Scheibt eine SMS mit dem Text “anmelden” an die Nummer 015787106411. Wenn ihr euch abmelden wollt, schreibt eine SMS mit dem Text “abmelden”. Das ganze ist für euch natürlich kostenlos, (abgesehen von der SMS zum an- oder abmelden).

Infotelefon
0151 217 18 164 und 0160 456 28 10 (ab Dienstag 9 Uhr)

EA

Der Ermittlungsausschuss, kurz EA, kümmert sich um euch bei Problemen mit der Polizei und kann, wenn nötig, Anwält_innen vermitteln.
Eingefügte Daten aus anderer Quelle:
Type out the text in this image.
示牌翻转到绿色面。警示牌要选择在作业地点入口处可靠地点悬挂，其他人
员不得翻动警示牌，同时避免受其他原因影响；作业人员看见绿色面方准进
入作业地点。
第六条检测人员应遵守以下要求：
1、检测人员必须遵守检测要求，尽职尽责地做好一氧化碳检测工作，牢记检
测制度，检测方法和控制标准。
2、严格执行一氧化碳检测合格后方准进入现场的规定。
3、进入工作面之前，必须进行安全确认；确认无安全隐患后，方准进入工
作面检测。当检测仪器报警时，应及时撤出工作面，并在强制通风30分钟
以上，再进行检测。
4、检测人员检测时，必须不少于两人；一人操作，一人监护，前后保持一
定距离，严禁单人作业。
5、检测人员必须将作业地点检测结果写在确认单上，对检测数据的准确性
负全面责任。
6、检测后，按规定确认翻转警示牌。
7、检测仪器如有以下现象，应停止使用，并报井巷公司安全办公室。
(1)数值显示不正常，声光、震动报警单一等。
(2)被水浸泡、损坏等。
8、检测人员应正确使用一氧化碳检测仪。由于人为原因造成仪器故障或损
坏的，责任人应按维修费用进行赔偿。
Meldet Festnahmen unbedingt dem EA! Der EA ist KEIN Infotelefon.
Infos dazu: http://ea.blogsport.de
0162 86 44 554 (ab Dienstag 9 Uhr)

Essen in Mannheim

Die Freiburger Maulwürfe unterstützen unsere Proteste und werden die Demonstrierenden am 1. Mai mit veganem Essen versorgen. Je nach Verlauf des Tages wird eine Essensausgabe an einem geeigneten Ort organisiert. Auf jeden Fall gibt es Essen im JUZ, das am 1. Mai als Anlaufpunkt dient. Alle, die den Tag über gegen die Nazis aktiv waren, sind abends eingeladen, beim Freiraumcafé im JUZ vorbeizuschauen und das restliche Essen zu verspeisen.

Anlaufpunkte in Mannheim

Treffpunkt für alle: Gemeinsame Demo, Gewerkschaftshaus, 9 Uhr (Demobeginn 10 Uhr)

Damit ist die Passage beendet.